- Born: Michelle Meera Katyal October 24, 1978 Toronto
- Died: January 7, 2016 (aged 37) Toronto
- Education: University of Toronto George Brown College
- Writing career
- Period: 2010-16
- Website: jewelkats.com

= Jewel Kats =

Canadian children's author

Michelle Meera Katyal (November 24, 1978 – January 7, 2016) was a Canadian children's author who wrote under the pen name Jewel Kats. Katyal wrote over ten books and was the inspiration for Dan Parent to create the first Archie Comics character with a disability in 2014.

==Early life and education==
When Katyal was nine years old, she broke her leg in a car accident and resulted in having to using a wheelchair for transportation. After graduating from Milliken Mills High School, she went to the University of Toronto Mississauga and George Brown College for post-secondary studies.

==Career==
Katyal began her career as an advice columnist for six years and obtained a scholarship from Harlequin Enterprises. After the divorce of her first husband, Katyal became a children's author.

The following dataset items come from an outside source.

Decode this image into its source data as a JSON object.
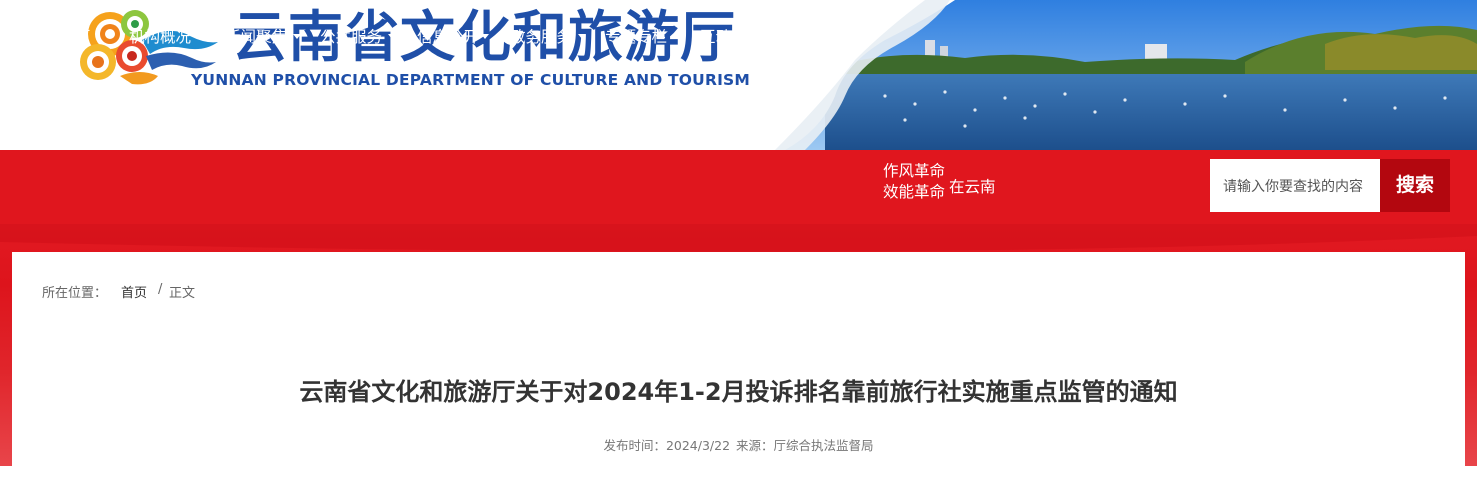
{
  "header": {
    "logo_cn": "云南省文化和旅游厅",
    "logo_en": "YUNNAN PROVINCIAL DEPARTMENT OF CULTURE AND TOURISM"
  },
  "nav": {
    "items": [
      {
        "label": "首　页",
        "dropdown": false
      },
      {
        "label": "机构概况",
        "dropdown": true
      },
      {
        "label": "新闻聚焦",
        "dropdown": true
      },
      {
        "label": "公共服务",
        "dropdown": true
      },
      {
        "label": "信息公开",
        "dropdown": true
      },
      {
        "label": "政务服务",
        "dropdown": true
      },
      {
        "label": "专题专栏",
        "dropdown": true
      },
      {
        "label": "互动交流",
        "dropdown": true
      },
      {
        "label": "主题教育",
        "dropdown": false
      }
    ],
    "special_line1": "作风革命",
    "special_line2": "效能革命",
    "special_side": "在云南"
  },
  "search": {
    "placeholder": "请输入你要查找的内容",
    "button_label": "搜索"
  },
  "breadcrumb": {
    "label": "所在位置：",
    "home": "首页",
    "separator": "/",
    "current": "正文"
  },
  "article": {
    "title": "云南省文化和旅游厅关于对2024年1-2月投诉排名靠前旅行社实施重点监管的通知",
    "publish_label": "发布时间：2024/3/22",
    "source_label": "来源：厅综合执法监督局"
  },
  "colors": {
    "nav_red": "#e0161e",
    "search_button": "#b3070f",
    "logo_blue": "#1f4fa8"
  },
  "icons": [
    "cloud-emblem-logo",
    "lake-banner-photo",
    "caret-down-icon"
  ]
}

Jewel Kats collaborated with several illustrators to bring her books to life. Claudia Marie Lenart used needle-felted wool for Hansel & Gretel: A Fairy Tale with a Down Syndrome Twist. Richa Kinra illustrated many of Jewel Kats' children's books, Cinderella's Magical Wheelchair and The Princess Panda Tea Party are to name a few. Murray Stenton worked on Miss Popular Steals the Show, while Katarina Andriopoulos contributed to DitzAbled Princess. Their work shaped the visual identity of Kats' inclusive storytelling.

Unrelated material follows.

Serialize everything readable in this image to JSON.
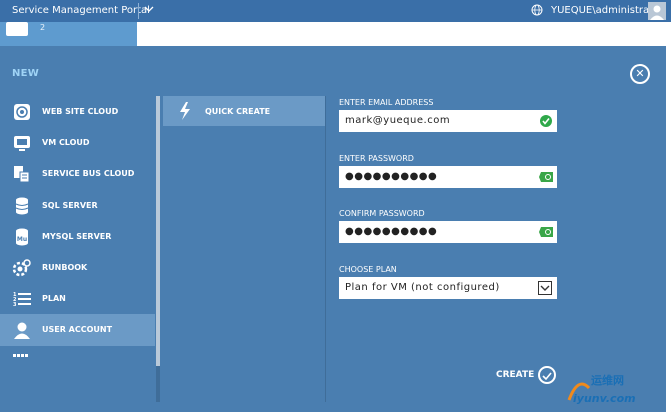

After publishing her first book titled Reena's Bollywood Dream: A Story of Sexual Abuse, Katyal began an eight-book series named Fairy Ability Tales which reinterpreted fairy tales to include characters with disabilities. In 2016, Katyal's final two books Jenny & Her Dog Both Fight Cancer: A Tale of Chemotherapy and Caring and Prince Preemie were posthumously published by Loving Healing Press.

==Works==
- Reena's Bollywood Dream: A Story About Sexual Abuse (2010)
- What Do You Use To Help Your Body?: Maggie Explores the World of Disabilities (2011)
- Cinderella's Magical Wheelchair: An Empowering Fairy Tale (2011)
- Word Search Divas (2011)
- Teddy Bear Princess: A Story about Sharing and Caring (2012)
- DitzAbled Princess: A Comical Diary Inspired by Real Life (2013)
- The Princess and the Ruby: An Autism Fairy Tale (2013)
- Snow White's Seven Patches: A Vitiligo Fairy Tale (2013)
- The Princess Panda Tea Party: A Cerebral Palsy Fairy Tale (2014)
- Miss Popular Steals the Show: Girls in Wheelchairs Rule! (2014)
- Hansel and Gretel: A Fairy Tale with a Down Syndrome Twist (2014)
- Jenny & Her Dog Both Fight Cancer: A Tale of Chemotherapy and Caring (2016)
- Prince Preemie: A Tale of a Tiny Puppy who Arrives Early (2016)

==Death==
Katal died on January 7, 2016, from surgical complications.

==Personal life==
Katyal was married to her first husband in 1998 and divorced in 2008. She married her second husband in 2013 and remained married until her death.

==Awards and honours==
After meeting Archie Comics artist Dan Parent, Katyal was the basis for the first Archie character to have a disability in 2014. The following year, Katyal took part in the 2015 Pan American Games opening ceremony.

In 2017, Loving Healing Press created the Jewel Kats Special Needs Award to honor the memory of Jewel Kats. The contest is administered by Reader Views and entrants must submit books that features a story about a child overcoming a mental or physical disability.